FE Today Logo
Search date: 14-11-2018 Return to current date: Click here

Many Afghans blame US for unending war

November 14, 2018 00:00:00


GHAZNI: An internally displaced Afghan family walking with their belongings after fleeing from Jaghori district to escape ongoing battles between Taliban and Afghan security forces on Tuesday — AFP

KABUL, Nov 13 (AP): When US forces and their Afghan allies rode into Kabul in November 2001 they were greeted as liberators. But after 17 years of war, the Taliban have retaken half the country, security is worse than it's ever been, and many Afghans place the blame squarely on the Americans.

The United States has lost more than 2,400 soldiers in its longest war, and has spent more than $900 billion on everything from military operations to the construction of roads, bridges and power plants.

Three US presidents have pledged to bring peace to Afghanistan, either by adding or withdrawing troops, by engaging the Taliban or shunning them. Last year, the US dropped the "mother of all bombs" on a cave complex.

None of it has worked. After years of frustration, Afghanistan is rife with conspiracy theories, including the idea that Americans didn't stumble into a forever war, but planned one all along.

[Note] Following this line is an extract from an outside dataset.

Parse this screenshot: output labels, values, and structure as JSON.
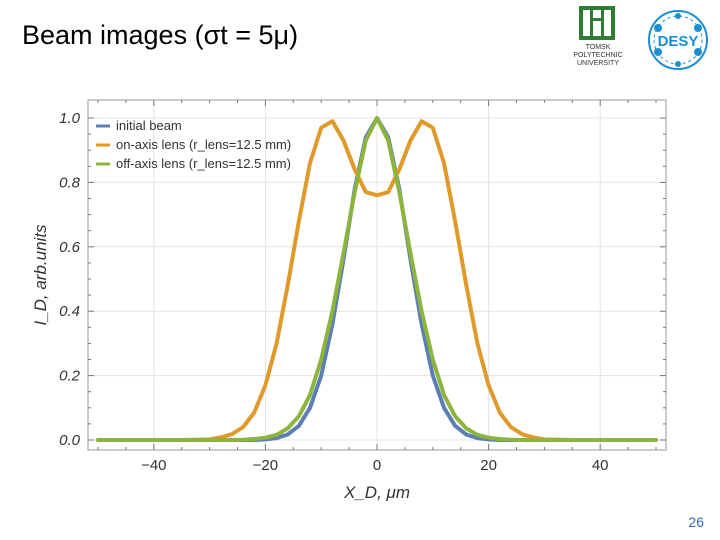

Mohammed Ismail Qasimyar, a member of Afghanistan's High Peace Council, wonders how U.S. and NATO forces - which at their peak numbered 150,000 and fought alongside hundreds of thousands of Afghan troops, were unable to vanquish tens of thousands of Taliban.

"Either they did not want to or they could not do it," he said. He now suspects the US and its ally Pakistan deliberately sowed chaos in Afghanistan to justify the lingering presence of foreign forces - now numbering around 15,000 - in order to use the country as a listening post to monitor Iran, Russia and China.

"They have made a hell, not a paradise for us," he said.

Afghanistan is rife with such conspiracy theories. After last month's assassination of Kandahar's powerful police chief, Gen Abdul Raziq, social media exploded with pictures and posts suggesting he was the victim of a US conspiracy.

Recent insider attacks, in which Afghan forces have killed their erstwhile US and NATO allies, have attracted online praise.

"In 2001 the Afghan people supported the arrival of the United States and the international community wholeheartedly," said Hamid Karzai, who was installed as Afghanistan's first president and twice won re-election, serving until 2014.

"For a number of years things worked perfectly well," he said in a recent interview. "Then we saw the United States either changed course or simply neglected the views of the Afghan people and the conditions of the Afghans."

He blames the lingering war on the US failure to eliminate militant sanctuaries in neighboring Pakistan, the bombing of Afghan villages and homes, and the detention of Afghans in raids.